PowerCell inks deal with leading European shipyard for fuel cell system development

PowerCell Sweden AB – an industrial spinout from the Volvo Group, established in 2008 – has signed a contract with a leading European shipyard regarding the development and delivery of a three-megawatt marine fuel cell system.

The total value of the contract amounts to SEK 77 million (€6.9m), with the system to be developed and delivered over the course of the next three years. 

 

The fuel cell explained

 

A fuel cell converts chemical energy directly into electrical energy. Fuel cells have a broader field of application than any other available source of energy and can be manufactured for small units that produce only a few watts, right up to major power stations generating megawatts.

 

A fuel cell generates electrical energy via an electrochemical reaction. The process is similar to a battery, with the difference that a battery consumes its electrodes when they produce electricity and must therefore be discarded or recharged. Fuel cells, on the other hand, produce electrical energy as long as fuel is added in the form of hydrogen and oxygen.

 

Compared to a combustion engine, which is also powered by a reaction between fuel and oxygen, higher power efficiency is achieved. While the combustion engine’s thermomechanical process means that a large part of the energy is always consumed as heat, the fuel cell’s reaction takes place at a significantly lower temperature. In contrast to the combustion engine, water and heat are the only emissions generated by a fuel cell.

 

Emissions-free electricity

 

PowerCell Sweden AB develops and produces fuel cell stacks and systems for both stationary and mobile applications, with a world-class energy density.

 

The fuel cells are powered by hydrogen, pure or reformed, and produce electricity and heat with no emissions other than water.
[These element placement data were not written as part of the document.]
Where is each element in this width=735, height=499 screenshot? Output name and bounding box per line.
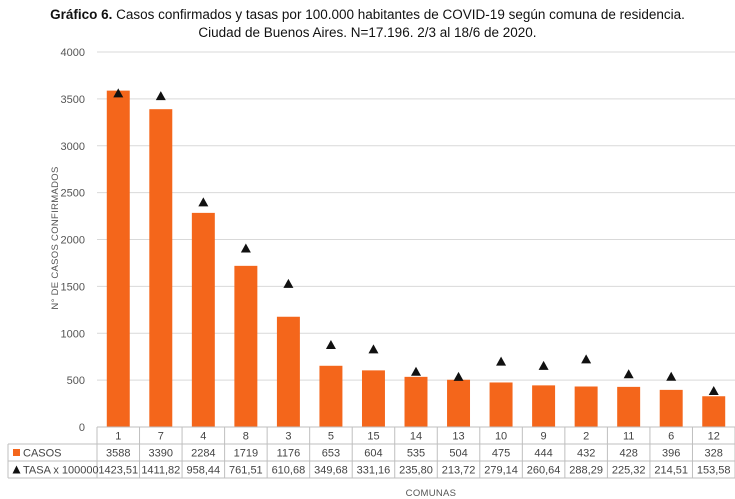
table-cell-tasa: 260,64 [527, 465, 561, 477]
table-cell-casos: 444 [534, 448, 552, 460]
rate-marker [411, 366, 421, 376]
bar [532, 385, 556, 427]
chart-title: Gráfico 6. Casos confirmados y tasas por… [0, 6, 735, 42]
table-cell-tasa: 761,51 [229, 465, 263, 477]
rate-marker [283, 278, 294, 288]
bar [361, 370, 385, 427]
y-axis-ticks: 0 500 1000 1500 2000 2500 3000 3500 4000 [61, 47, 85, 434]
x-tick-label: 3 [285, 431, 291, 443]
chart-title-prefix: Gráfico 6. [50, 7, 113, 22]
table-cell-tasa: 1423,51 [98, 465, 138, 477]
x-tick-label: 14 [410, 431, 422, 443]
rate-marker [581, 354, 592, 364]
table-cell-casos: 396 [662, 448, 680, 460]
table-cell-tasa: 958,44 [187, 465, 221, 477]
table-cell-tasa: 1411,82 [141, 465, 180, 477]
bar [234, 265, 258, 427]
y-axis-title: N° DE CASOS CONFIRMADOS [50, 166, 61, 309]
table-cell-casos: 432 [577, 448, 595, 460]
rate-marker [453, 371, 464, 381]
chart-title-line2: Ciudad de Buenos Aires. N=17.196. 2/3 al… [198, 25, 537, 40]
rate-marker [325, 340, 336, 350]
table-cell-tasa: 213,72 [442, 465, 476, 477]
table-cell-casos: 428 [619, 448, 637, 460]
table-cell-casos: 2284 [191, 448, 215, 460]
table-cell-casos: 475 [492, 448, 510, 460]
rate-marker [240, 243, 251, 253]
table-cell-casos: 604 [364, 448, 382, 460]
y-tick-label: 2500 [61, 188, 85, 200]
x-tick-label: 9 [541, 431, 547, 443]
table-cell-tasa: 214,51 [654, 465, 688, 477]
table-cell-casos: 3390 [149, 448, 173, 460]
chart-title-line1: Casos confirmados y tasas por 100.000 ha… [116, 7, 685, 22]
rate-marker [198, 197, 209, 207]
y-tick-label: 3500 [61, 94, 85, 106]
table-cell-casos: 504 [449, 448, 467, 460]
bar [702, 396, 726, 427]
y-tick-label: 4000 [61, 47, 85, 59]
x-tick-label: 4 [200, 431, 206, 443]
legend-label-tasa: TASA x 100000 [23, 465, 99, 477]
x-tick-label: 13 [452, 431, 464, 443]
x-tick-label: 12 [708, 431, 720, 443]
bar [191, 212, 215, 427]
legend-swatch-tasa [12, 465, 21, 474]
table-cell-casos: 3588 [106, 448, 130, 460]
rate-marker [155, 91, 166, 101]
y-tick-label: 3000 [61, 141, 85, 153]
table-cell-casos: 1176 [277, 448, 301, 460]
bar [447, 379, 471, 427]
y-tick-label: 1000 [61, 328, 85, 340]
bar [106, 90, 130, 427]
y-tick-label: 500 [67, 375, 85, 387]
legend-label-casos: CASOS [23, 448, 62, 460]
data-table: CASOS TASA x 100000 1 3588 1423,51 7 3390 1411,… [7, 426, 735, 479]
bar [617, 386, 641, 427]
bar [276, 316, 300, 427]
table-cell-tasa: 279,14 [484, 465, 518, 477]
table-cell-tasa: 235,80 [399, 465, 433, 477]
table-cell-casos: 1719 [234, 448, 258, 460]
table-cell-casos: 328 [705, 448, 723, 460]
x-tick-label: 15 [367, 431, 379, 443]
y-tick-label: 0 [79, 422, 85, 434]
x-tick-label: 2 [583, 431, 589, 443]
table-cell-casos: 535 [407, 448, 425, 460]
x-tick-label: 8 [243, 431, 249, 443]
table-cell-casos: 653 [322, 448, 340, 460]
bars [106, 90, 726, 427]
y-tick-label: 1500 [61, 281, 85, 293]
rate-marker [623, 369, 634, 379]
rate-markers [113, 88, 719, 396]
bar [404, 376, 428, 427]
x-axis-title: COMUNAS [406, 488, 457, 499]
x-tick-label: 7 [158, 431, 164, 443]
bar [319, 365, 343, 427]
table-cell-tasa: 225,32 [612, 465, 646, 477]
x-tick-label: 10 [495, 431, 507, 443]
x-tick-label: 6 [668, 431, 674, 443]
x-tick-label: 11 [623, 431, 634, 443]
legend-swatch-casos [13, 449, 20, 456]
table-cell-tasa: 153,58 [697, 465, 731, 477]
rate-marker [113, 88, 124, 98]
bar [149, 109, 173, 427]
table-cell-tasa: 331,16 [357, 465, 391, 477]
rate-marker [496, 356, 507, 366]
rate-marker [368, 344, 379, 354]
y-tick-label: 2000 [61, 235, 85, 247]
table-cell-tasa: 288,29 [569, 465, 603, 477]
x-tick-label: 5 [328, 431, 334, 443]
x-tick-label: 1 [115, 431, 121, 443]
table-cell-tasa: 349,68 [314, 465, 348, 477]
table-cell-tasa: 610,68 [272, 465, 306, 477]
rate-marker [708, 386, 719, 396]
bar [574, 386, 598, 427]
rate-marker [666, 371, 677, 381]
bar [489, 382, 513, 427]
rate-marker [538, 360, 549, 370]
bar [659, 389, 683, 427]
And as the stacks and systems are compact, modular and scalable, they are easily adjusted to any customer need.

 

In the case of shipping, the application of fuel cell systems has the ability to significantly reduce pollutant emissions from the sector.

 

The International Maritime Organization (IMO) has stipulated that emissions of Greenhouse Gases from commercial ships must be halved by 2050. Considering the long lifetime of ships, this means that zero-emission vessels may have to set sail as early as 2030.